EDUCAÇÃO PARA PREVENÇÃO
É unânime entre as autoridades que a repressão em casos de violência doméstica não é suficiente para que mulheres parem de ser agredidas e mortas. Em Santa Maria, o atendimento psicológico tem sido o foco para que a vítima entenda que está em um ciclo de violência e para que o agressor mude o comportamento.
_ Esses crimes ainda acontecem porque vivemos em uma sociedade machista, onde os homens se acham superiores a nós. Muitas vezes, nem eles têm consciência de que praticam violência, porque somos criados em um mundo onde as normas sociais privilegiam os homens _ esclarece a defensora pública.
Para o juiz da Vara da Violência Doméstica, a naturalização de comportamentos agressivos como prova de amor também precisa ser combatida.
_ Em muitos casos, as mulheres foram criadas em ambientes de violência, vendo o pai praticar abusos com a mãe e, quando crescem, acham que aquilo é comum. O apoio psicológico é o foco para empoderá-las _ garante.
A delegada acredita que reforçar a rede de proteção às vítimas é o caminho, bem como trabalhar a educação de crianças, nas escolas, palestras com esclarecimentos para a comunidade.
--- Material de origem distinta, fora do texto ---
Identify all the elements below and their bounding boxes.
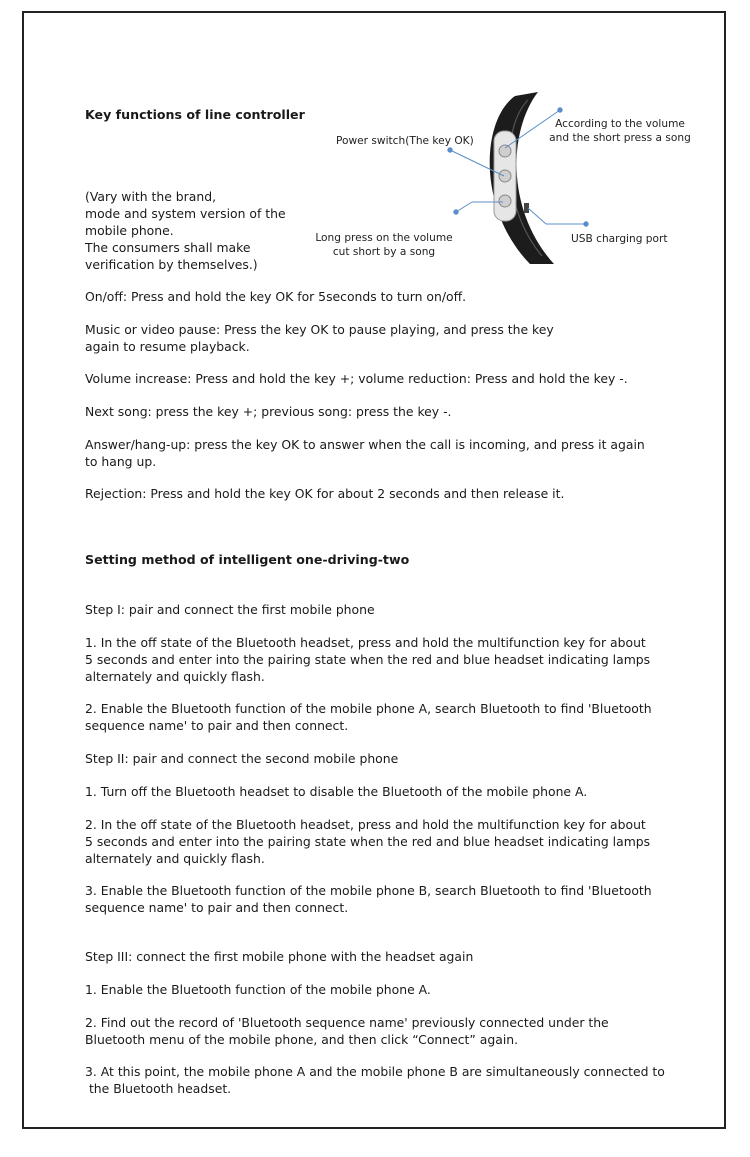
item-line: 3. Enable the Bluetooth function of the mobile phone B, search Bluetooth to find 'Bluetooth [85,883,652,898]
note-line: mobile phone. [85,223,174,238]
usb-charging-port-label: USB charging port [571,233,668,245]
step2-item-1 [85,783,587,800]
step1-item-2 [85,700,652,734]
step3-item-1 [85,981,431,998]
item-line: 5 seconds and enter into the pairing state when the red and blue headset indicating lamps [85,834,651,849]
item-line: Music or video pause: Press the key OK to pause playing, and press the key [85,322,554,337]
step1-item-1 [85,634,650,685]
item-volume [85,370,628,387]
item-line: sequence name' to pair and then connect. [85,900,349,915]
step2-title: Step II: pair and connect the second mobile phone [85,751,399,766]
item-line: sequence name' to pair and then connect. [85,718,349,733]
item-line: 2. In the off state of the Bluetooth headset, press and hold the multifunction key for about [85,817,646,832]
item-line: 1. In the off state of the Bluetooth headset, press and hold the multifunction key for about [85,635,646,650]
power-switch-label: Power switch(The key OK) [336,135,474,147]
step2-item-3 [85,882,652,916]
volume-up-key [499,145,511,157]
item-line: Bluetooth menu of the mobile phone, and then click “Connect” again. [85,1032,519,1047]
volume-up-label [548,117,692,145]
item-line: alternately and quickly flash. [85,851,265,866]
section-heading-line-controller: Key functions of line controller [85,107,305,122]
volume-down-label-line: cut short by a song [332,246,436,258]
volume-down-key [499,195,511,207]
item-rejection [85,485,564,502]
note-line: verification by themselves.) [85,257,258,272]
item-line: 2. Enable the Bluetooth function of the mobile phone A, search Bluetooth to find 'Bluetooth [85,701,652,716]
volume-up-label-line: According to the volume [555,118,685,130]
item-line: 2. Find out the record of 'Bluetooth sequence name' previously connected under the [85,1015,609,1030]
step1-title: Step I: pair and connect the first mobile phone [85,602,375,617]
item-line: Rejection: Press and hold the key OK for about 2 seconds and then release it. [85,486,565,501]
item-line: 1. Turn off the Bluetooth headset to disable the Bluetooth of the mobile phone A. [85,784,588,799]
step3-item-3 [85,1063,665,1097]
volume-down-label [312,231,456,259]
item-line: to hang up. [85,454,157,469]
volume-up-label-line: and the short press a song [549,132,691,144]
item-next-song [85,403,451,420]
item-line: 5 seconds and enter into the pairing state when the red and blue headset indicating lamps [85,652,651,667]
item-line: again to resume playback. [85,339,250,354]
step3-item-2 [85,1014,609,1048]
note-line: mode and system version of the [85,206,286,221]
item-line: 1. Enable the Bluetooth function of the mobile phone A. [85,982,431,997]
item-line: alternately and quickly flash. [85,669,265,684]
item-line: On/off: Press and hold the key OK for 5seconds to turn on/off. [85,289,467,304]
ok-key [499,170,511,182]
item-line: Answer/hang-up: press the key OK to answer when the call is incoming, and press it again [85,437,645,452]
item-line: Next song: press the key +; previous song: press the key -. [85,404,452,419]
volume-down-label-line: Long press on the volume [315,232,453,244]
step3-title: Step III: connect the first mobile phone with the headset again [85,949,474,964]
section-heading-one-driving-two: Setting method of intelligent one-driving-two [85,552,410,567]
item-answer [85,436,645,470]
note-line: The consumers shall make [85,240,251,255]
item-line: the Bluetooth headset. [85,1081,232,1096]
brand-note [85,188,286,273]
item-line: 3. At this point, the mobile phone A and the mobile phone B are simultaneously connected to [85,1064,665,1079]
step2-item-2 [85,816,650,867]
item-on-off [85,288,466,305]
note-line: (Vary with the brand, [85,189,217,204]
item-line: Volume increase: Press and hold the key +; volume reduction: Press and hold the key -. [85,371,628,386]
item-pause [85,321,554,355]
_ Infelizmente, nossas políticas públicas são quase inexistentes. Cada instituição ligada à rede tem atuado de forma eficiente, mas por si só, sem o apoio do poder público _ observa Elizabeth.
O ATLAS DOS FEMINICÍDIOS
Escancarar os números para chamar atenção para violência de gênero e, consequentemente, buscar políticas de prevenção é o objetivo desse trabalho. A pesquisa é feita pelas doutorandas da UFRGS Suelen Aires Gonçalves e Cristina Maria dos Reis Martins
, integrantes do Grupo de Pesquisa Violência e Cidadania.
- A ideia central é dar visibilidade e pensar políticas de enfrentamento. A gente sabe que hoje elas são feitas pelas delegacias, a primeira que surgiu para mulher em São Paulo, em 1988, e em Porto Alegre surgiu em 1988. Mas é preciso mais políticas para mudar a realidade de hoje - explica Suelen.